I have been trying to keep myself busy the past few days so that I don't get caught up with the thoughts of hospital and surgery, which just so happens to be tomorrow. I cannot believe how quick it seems to have come around.
I've really struggled with sleep the past few days, and each night I go to bed so tired and lethargic, but just don't seem to be able to sleep. Its a mixture of pain, discomfort and worry. To be honest, as much as I am dreading the anesthetic, at least I'll get a good couple of hours sleep.
I have tidied and cleaned the house over and over again, because it feels like the only thing I'm in control of . It stops me thinking about Wednesday. In fact, I don't think our house has looked this tidy since the day we moved in 2 and a half years ago and it was empty!
I'm worrying about loads of things about Wednesday -
First off the anesthetic. I hope they give me enough so I can't feel anything, but then again, I hope they don't give me too much. Its hardly natural having the power to knock someone out with one tiny needle.
Secondly I worry about the diagnosis. Is it or isn't it? This has been going around and around in my head for so long now and I just need an answer, but at the same time I'm scared to hear the answer. If this is Endometriosis, then this is a chronic illness that could affect me for many years to come, and if it's not, then what on earth is it? I'm trying to work out which is the lesser of two evils.
Thirdly, I worry about the recovery. My pain threshold isn't exactly high, and speaking to others who have been through this surgery, the first couple of days after surgery are not nice at all.
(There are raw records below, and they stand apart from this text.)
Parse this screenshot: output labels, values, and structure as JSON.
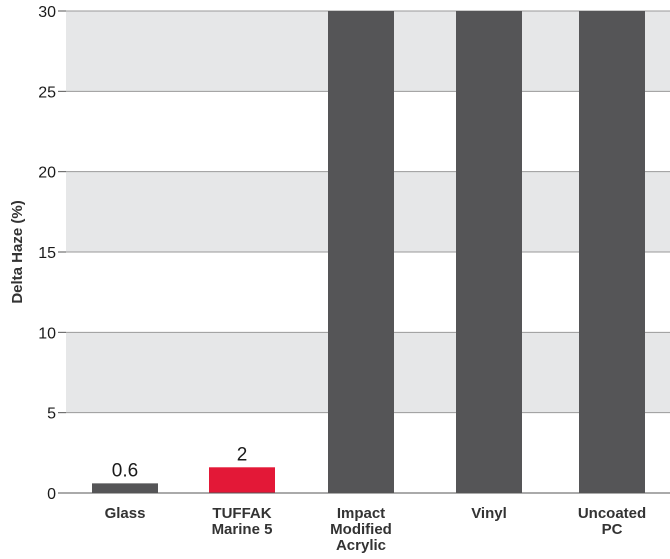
{
  "chart_data": {
    "type": "bar",
    "title": "",
    "xlabel": "",
    "ylabel": "Delta Haze (%)",
    "ylim": [
      0,
      30
    ],
    "yticks": [
      0,
      5,
      10,
      15,
      20,
      25,
      30
    ],
    "grid": true,
    "categories": [
      [
        "Glass"
      ],
      [
        "TUFFAK",
        "Marine 5"
      ],
      [
        "Impact",
        "Modified",
        "Acrylic"
      ],
      [
        "Vinyl"
      ],
      [
        "Uncoated",
        "PC"
      ]
    ],
    "values": [
      0.6,
      1.6,
      30,
      30,
      30
    ],
    "data_labels": [
      "0.6",
      "2",
      "",
      "",
      ""
    ],
    "colors": [
      "#555557",
      "#e31837",
      "#555557",
      "#555557",
      "#555557"
    ],
    "band_color": "#e6e7e8"
  }
}
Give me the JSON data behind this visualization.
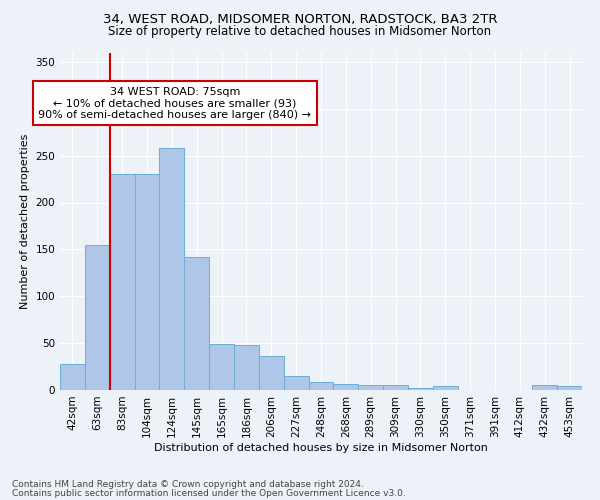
{
  "title": "34, WEST ROAD, MIDSOMER NORTON, RADSTOCK, BA3 2TR",
  "subtitle": "Size of property relative to detached houses in Midsomer Norton",
  "xlabel": "Distribution of detached houses by size in Midsomer Norton",
  "ylabel": "Number of detached properties",
  "categories": [
    "42sqm",
    "63sqm",
    "83sqm",
    "104sqm",
    "124sqm",
    "145sqm",
    "165sqm",
    "186sqm",
    "206sqm",
    "227sqm",
    "248sqm",
    "268sqm",
    "289sqm",
    "309sqm",
    "330sqm",
    "350sqm",
    "371sqm",
    "391sqm",
    "412sqm",
    "432sqm",
    "453sqm"
  ],
  "values": [
    28,
    155,
    230,
    230,
    258,
    142,
    49,
    48,
    36,
    15,
    9,
    6,
    5,
    5,
    2,
    4,
    0,
    0,
    0,
    5,
    4
  ],
  "bar_color": "#aec6e8",
  "bar_edge_color": "#6aafd6",
  "vline_x": 1.5,
  "vline_color": "#cc0000",
  "annotation_text_line1": "34 WEST ROAD: 75sqm",
  "annotation_text_line2": "← 10% of detached houses are smaller (93)",
  "annotation_text_line3": "90% of semi-detached houses are larger (840) →",
  "ylim": [
    0,
    360
  ],
  "yticks": [
    0,
    50,
    100,
    150,
    200,
    250,
    300,
    350
  ],
  "footer_line1": "Contains HM Land Registry data © Crown copyright and database right 2024.",
  "footer_line2": "Contains public sector information licensed under the Open Government Licence v3.0.",
  "bg_color": "#edf1f8",
  "plot_bg_color": "#edf1f8",
  "title_fontsize": 9.5,
  "subtitle_fontsize": 8.5,
  "axis_label_fontsize": 8,
  "tick_fontsize": 7.5,
  "footer_fontsize": 6.5,
  "annotation_fontsize": 8
}
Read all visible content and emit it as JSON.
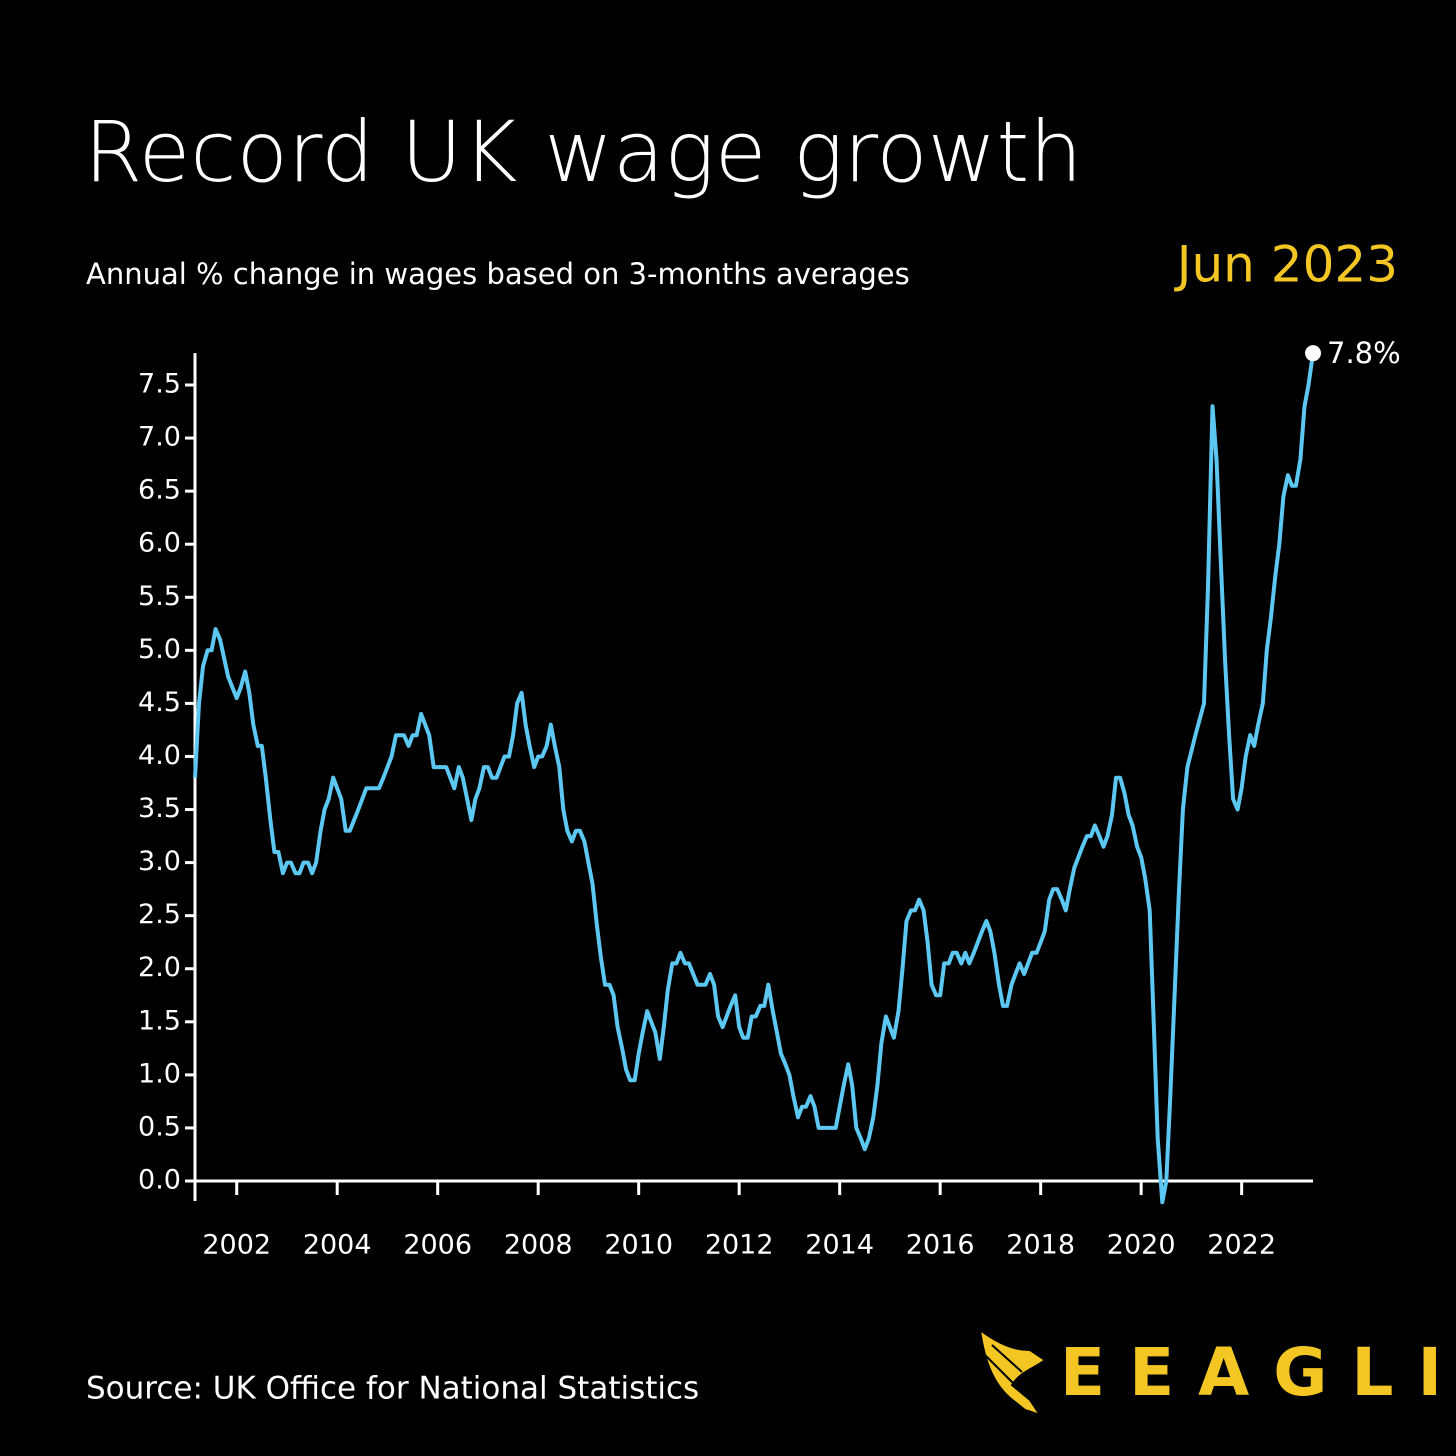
{
  "chart_data": {
    "type": "line",
    "title": "Record UK wage growth",
    "subtitle": "Annual % change in wages based on 3-months averages",
    "date_label": "Jun 2023",
    "annotation": "7.8%",
    "source": "Source: UK Office for National Statistics",
    "brand": "EEAGLI",
    "color": "#5cc8f2",
    "x": [
      2001.17,
      2001.25,
      2001.33,
      2001.42,
      2001.5,
      2001.58,
      2001.67,
      2001.83,
      2002.0,
      2002.08,
      2002.17,
      2002.25,
      2002.33,
      2002.42,
      2002.5,
      2002.58,
      2002.67,
      2002.75,
      2002.83,
      2002.92,
      2003.0,
      2003.08,
      2003.17,
      2003.25,
      2003.33,
      2003.42,
      2003.5,
      2003.58,
      2003.67,
      2003.75,
      2003.83,
      2003.92,
      2004.0,
      2004.08,
      2004.17,
      2004.25,
      2004.42,
      2004.58,
      2004.83,
      2004.92,
      2005.08,
      2005.17,
      2005.33,
      2005.42,
      2005.5,
      2005.58,
      2005.67,
      2005.83,
      2005.92,
      2006.17,
      2006.25,
      2006.33,
      2006.42,
      2006.5,
      2006.67,
      2006.75,
      2006.83,
      2006.92,
      2007.0,
      2007.08,
      2007.17,
      2007.33,
      2007.42,
      2007.5,
      2007.58,
      2007.67,
      2007.75,
      2007.83,
      2007.92,
      2008.0,
      2008.08,
      2008.17,
      2008.25,
      2008.33,
      2008.42,
      2008.5,
      2008.58,
      2008.67,
      2008.75,
      2008.83,
      2008.92,
      2009.0,
      2009.08,
      2009.17,
      2009.25,
      2009.33,
      2009.42,
      2009.5,
      2009.58,
      2009.67,
      2009.75,
      2009.83,
      2009.92,
      2010.0,
      2010.08,
      2010.17,
      2010.25,
      2010.33,
      2010.42,
      2010.5,
      2010.58,
      2010.67,
      2010.75,
      2010.83,
      2010.92,
      2011.0,
      2011.17,
      2011.33,
      2011.42,
      2011.5,
      2011.58,
      2011.67,
      2011.75,
      2011.83,
      2011.92,
      2012.0,
      2012.08,
      2012.17,
      2012.25,
      2012.33,
      2012.42,
      2012.5,
      2012.58,
      2012.67,
      2012.75,
      2012.83,
      2012.92,
      2013.0,
      2013.08,
      2013.17,
      2013.25,
      2013.33,
      2013.42,
      2013.5,
      2013.58,
      2013.75,
      2013.92,
      2014.0,
      2014.08,
      2014.17,
      2014.25,
      2014.33,
      2014.42,
      2014.5,
      2014.58,
      2014.67,
      2014.75,
      2014.83,
      2014.92,
      2015.0,
      2015.08,
      2015.17,
      2015.25,
      2015.33,
      2015.42,
      2015.5,
      2015.58,
      2015.67,
      2015.75,
      2015.83,
      2015.92,
      2016.0,
      2016.08,
      2016.17,
      2016.25,
      2016.33,
      2016.42,
      2016.5,
      2016.58,
      2016.67,
      2016.83,
      2016.92,
      2017.0,
      2017.08,
      2017.17,
      2017.25,
      2017.33,
      2017.42,
      2017.5,
      2017.58,
      2017.67,
      2017.75,
      2017.83,
      2017.92,
      2018.0,
      2018.08,
      2018.17,
      2018.25,
      2018.33,
      2018.42,
      2018.5,
      2018.58,
      2018.67,
      2018.83,
      2018.92,
      2019.0,
      2019.08,
      2019.17,
      2019.25,
      2019.33,
      2019.42,
      2019.5,
      2019.58,
      2019.67,
      2019.75,
      2019.83,
      2019.92,
      2020.0,
      2020.08,
      2020.17,
      2020.25,
      2020.33,
      2020.42,
      2020.5,
      2020.58,
      2020.67,
      2020.75,
      2020.83,
      2020.92,
      2021.08,
      2021.25,
      2021.33,
      2021.42,
      2021.5,
      2021.58,
      2021.67,
      2021.75,
      2021.83,
      2021.92,
      2022.0,
      2022.08,
      2022.17,
      2022.25,
      2022.33,
      2022.42,
      2022.5,
      2022.58,
      2022.67,
      2022.75,
      2022.83,
      2022.92,
      2023.0,
      2023.08,
      2023.17,
      2023.25,
      2023.33,
      2023.42
    ],
    "values": [
      3.8,
      4.5,
      4.85,
      5.0,
      5.0,
      5.2,
      5.1,
      4.75,
      4.55,
      4.65,
      4.8,
      4.6,
      4.3,
      4.1,
      4.1,
      3.8,
      3.4,
      3.1,
      3.1,
      2.9,
      3.0,
      3.0,
      2.9,
      2.9,
      3.0,
      3.0,
      2.9,
      3.0,
      3.3,
      3.5,
      3.6,
      3.8,
      3.7,
      3.6,
      3.3,
      3.3,
      3.5,
      3.7,
      3.7,
      3.8,
      4.0,
      4.2,
      4.2,
      4.1,
      4.2,
      4.2,
      4.4,
      4.2,
      3.9,
      3.9,
      3.8,
      3.7,
      3.9,
      3.8,
      3.4,
      3.6,
      3.7,
      3.9,
      3.9,
      3.8,
      3.8,
      4.0,
      4.0,
      4.2,
      4.5,
      4.6,
      4.3,
      4.1,
      3.9,
      4.0,
      4.0,
      4.1,
      4.3,
      4.1,
      3.9,
      3.5,
      3.3,
      3.2,
      3.3,
      3.3,
      3.2,
      3.0,
      2.8,
      2.4,
      2.1,
      1.85,
      1.85,
      1.75,
      1.45,
      1.25,
      1.05,
      0.95,
      0.95,
      1.2,
      1.4,
      1.6,
      1.5,
      1.4,
      1.15,
      1.45,
      1.8,
      2.05,
      2.05,
      2.15,
      2.05,
      2.05,
      1.85,
      1.85,
      1.95,
      1.85,
      1.55,
      1.45,
      1.55,
      1.65,
      1.75,
      1.45,
      1.35,
      1.35,
      1.55,
      1.55,
      1.65,
      1.65,
      1.85,
      1.6,
      1.4,
      1.2,
      1.1,
      1.0,
      0.8,
      0.6,
      0.7,
      0.7,
      0.8,
      0.7,
      0.5,
      0.5,
      0.5,
      0.7,
      0.9,
      1.1,
      0.9,
      0.5,
      0.4,
      0.3,
      0.4,
      0.6,
      0.9,
      1.3,
      1.55,
      1.45,
      1.35,
      1.6,
      2.0,
      2.45,
      2.55,
      2.55,
      2.65,
      2.55,
      2.25,
      1.85,
      1.75,
      1.75,
      2.05,
      2.05,
      2.15,
      2.15,
      2.05,
      2.15,
      2.05,
      2.15,
      2.35,
      2.45,
      2.35,
      2.15,
      1.85,
      1.65,
      1.65,
      1.85,
      1.95,
      2.05,
      1.95,
      2.05,
      2.15,
      2.15,
      2.25,
      2.35,
      2.65,
      2.75,
      2.75,
      2.65,
      2.55,
      2.75,
      2.95,
      3.15,
      3.25,
      3.25,
      3.35,
      3.25,
      3.15,
      3.25,
      3.45,
      3.8,
      3.8,
      3.65,
      3.45,
      3.35,
      3.15,
      3.05,
      2.85,
      2.55,
      1.5,
      0.4,
      -0.2,
      0.0,
      0.8,
      1.8,
      2.7,
      3.5,
      3.9,
      4.2,
      4.5,
      5.6,
      7.3,
      6.8,
      5.9,
      4.9,
      4.2,
      3.6,
      3.5,
      3.7,
      4.0,
      4.2,
      4.1,
      4.3,
      4.5,
      5.0,
      5.3,
      5.7,
      6.0,
      6.45,
      6.65,
      6.55,
      6.55,
      6.8,
      7.3,
      7.5,
      7.8
    ],
    "xlim": [
      2001.17,
      2023.42
    ],
    "xticks": [
      2002,
      2004,
      2006,
      2008,
      2010,
      2012,
      2014,
      2016,
      2018,
      2020,
      2022
    ],
    "ylim": [
      0,
      7.5
    ],
    "yticks": [
      {
        "value": 0,
        "label": "0.0"
      },
      0.5,
      {
        "value": 1,
        "label": "1.0"
      },
      1.5,
      {
        "value": 2,
        "label": "2.0"
      },
      2.5,
      {
        "value": 3,
        "label": "3.0"
      },
      3.5,
      {
        "value": 4,
        "label": "4.0"
      },
      4.5,
      {
        "value": 5,
        "label": "5.0"
      },
      5.5,
      {
        "value": 6,
        "label": "6.0"
      },
      6.5,
      {
        "value": 7,
        "label": "7.0"
      },
      7.5
    ]
  }
}
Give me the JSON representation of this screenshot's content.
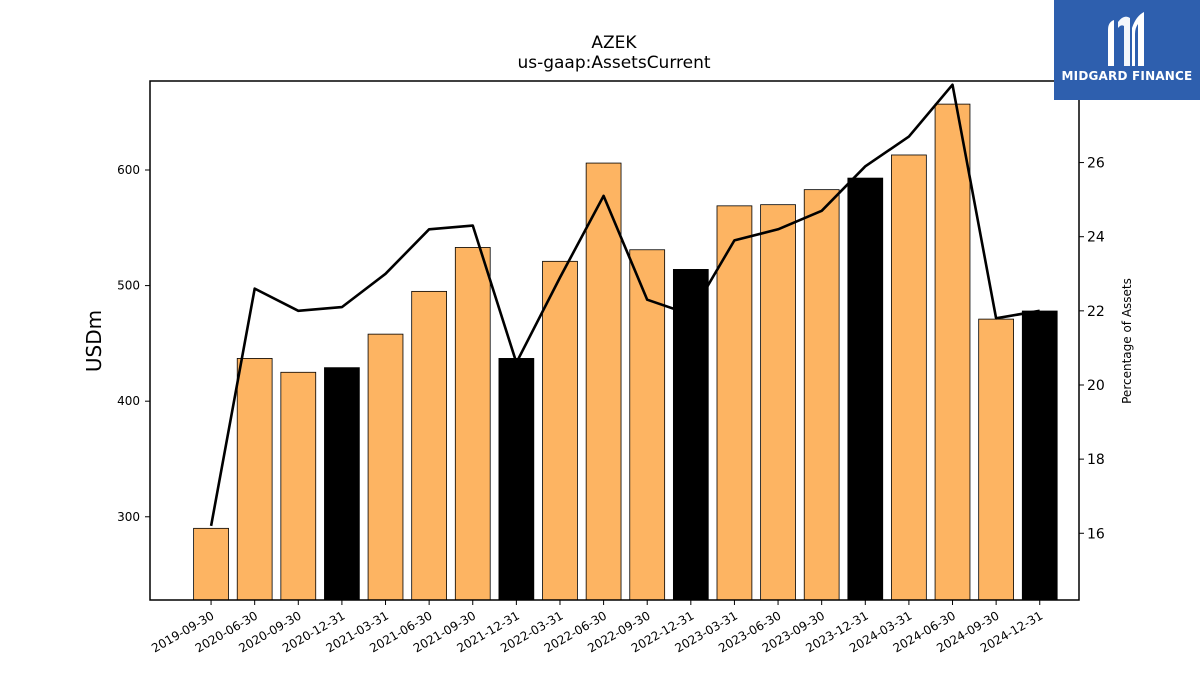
{
  "chart_data": {
    "type": "bar",
    "title": "AZEK",
    "subtitle": "us-gaap:AssetsCurrent",
    "ylabel": "USDm",
    "ylabel_right": "Percentage of Assets",
    "xlabel": "",
    "ylim": [
      228,
      677
    ],
    "ylim_right": [
      14.2,
      28.2
    ],
    "yticks": [
      300,
      400,
      500,
      600
    ],
    "yticks_right": [
      16,
      18,
      20,
      22,
      24,
      26,
      28
    ],
    "grid": false,
    "legend": "none",
    "categories": [
      "2019-09-30",
      "2020-06-30",
      "2020-09-30",
      "2020-12-31",
      "2021-03-31",
      "2021-06-30",
      "2021-09-30",
      "2021-12-31",
      "2022-03-31",
      "2022-06-30",
      "2022-09-30",
      "2022-12-31",
      "2023-03-31",
      "2023-06-30",
      "2023-09-30",
      "2023-12-31",
      "2024-03-31",
      "2024-06-30",
      "2024-09-30",
      "2024-12-31"
    ],
    "series": [
      {
        "type": "bar",
        "axis": "left",
        "values": [
          290,
          437,
          425,
          429,
          458,
          495,
          533,
          437,
          521,
          606,
          531,
          514,
          569,
          570,
          583,
          593,
          613,
          657,
          471,
          478
        ],
        "highlight": [
          false,
          false,
          false,
          true,
          false,
          false,
          false,
          true,
          false,
          false,
          false,
          true,
          false,
          false,
          false,
          true,
          false,
          false,
          false,
          true
        ]
      },
      {
        "type": "line",
        "axis": "right",
        "values": [
          16.2,
          22.6,
          22.0,
          22.1,
          23.0,
          24.2,
          24.3,
          20.6,
          22.9,
          25.1,
          22.3,
          21.9,
          23.9,
          24.2,
          24.7,
          25.9,
          26.7,
          28.1,
          21.8,
          22.0
        ]
      }
    ],
    "colors": {
      "bar": "#fdb462",
      "bar_highlight": "#000000",
      "line": "#000000"
    }
  },
  "logo": {
    "text": "MIDGARD FINANCE",
    "icon": "midgard-logo-icon",
    "color": "#2e5fae"
  }
}
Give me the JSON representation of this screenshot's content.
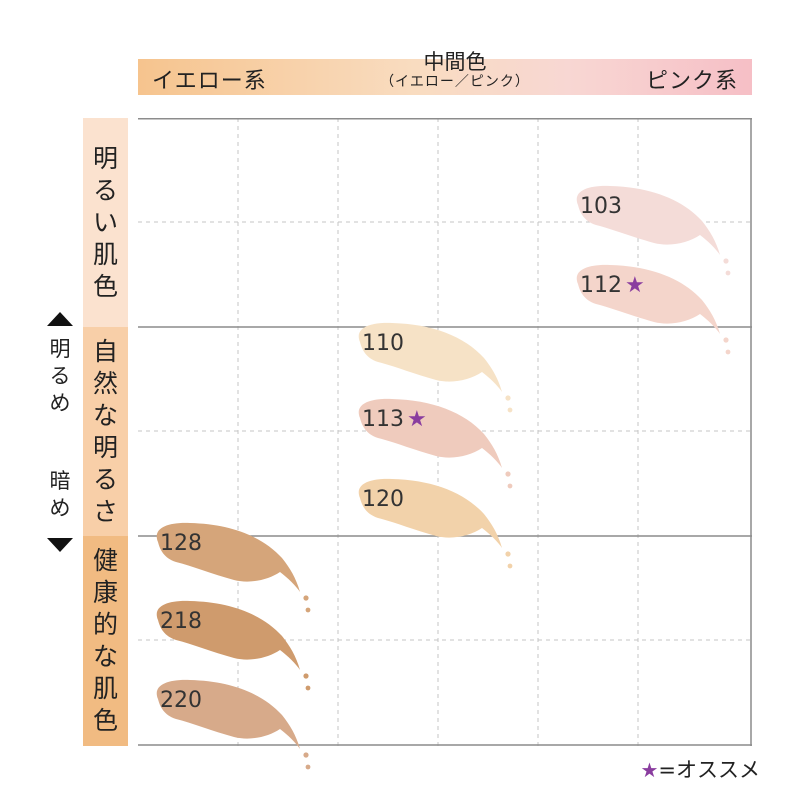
{
  "header": {
    "yellow": "イエロー系",
    "middle": "中間色",
    "middle_sub": "（イエロー／ピンク）",
    "pink": "ピンク系"
  },
  "rows": {
    "bright": [
      "明",
      "る",
      "い",
      "肌",
      "色"
    ],
    "natural": [
      "自",
      "然",
      "な",
      "明",
      "る",
      "さ"
    ],
    "healthy": [
      "健",
      "康",
      "的",
      "な",
      "肌",
      "色"
    ]
  },
  "axis": {
    "light": [
      "明",
      "る",
      "め"
    ],
    "dark": [
      "暗",
      "め"
    ]
  },
  "shades": [
    {
      "id": "103",
      "label": "103",
      "star": "",
      "color": "#f4dcd8",
      "col": "pink"
    },
    {
      "id": "112",
      "label": "112",
      "star": "★",
      "color": "#f4d5cb",
      "col": "pink"
    },
    {
      "id": "110",
      "label": "110",
      "star": "",
      "color": "#f6e2c6",
      "col": "mid"
    },
    {
      "id": "113",
      "label": "113",
      "star": "★",
      "color": "#efcbbd",
      "col": "mid"
    },
    {
      "id": "120",
      "label": "120",
      "star": "",
      "color": "#f2d2aa",
      "col": "mid"
    },
    {
      "id": "128",
      "label": "128",
      "star": "",
      "color": "#d5a57a",
      "col": "yellow"
    },
    {
      "id": "218",
      "label": "218",
      "star": "",
      "color": "#cf9b6d",
      "col": "yellow"
    },
    {
      "id": "220",
      "label": "220",
      "star": "",
      "color": "#d7aa8a",
      "col": "yellow"
    }
  ],
  "legend": {
    "star": "★",
    "text": "=オススメ"
  },
  "colors": {
    "star": "#8a3d9f",
    "grid": "#bbbbbb",
    "major": "#888888"
  }
}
I have bought in loads of cans of fizzy - thanks to people's advice!
However, all that said and done, I am really looking forward to returning to reality. I have let so many people down these past few months, having to pull out of things last minute. I am truly blessed to have such wonderful, understanding friends and family. I am also really grateful to the community of girls I have met through Twitter. I never really understood the whole fascination with it, until now. I have been able to talk to other girls in my position, and have been able to get advice and support from them too. So a massive thank you to my friends, family, and endo girls - I love you all tons!
Tonight a few of my friends are taking me to the cinema - that should definitely keep my mind off of everything. Then its an early night for me, and hopefully a good night sleep. I am due on the ward tomorrow at 7.30am and even typing that made my stomach turn. ARGH!
Thanks again for taking the time to read this, I will post an update later on this week.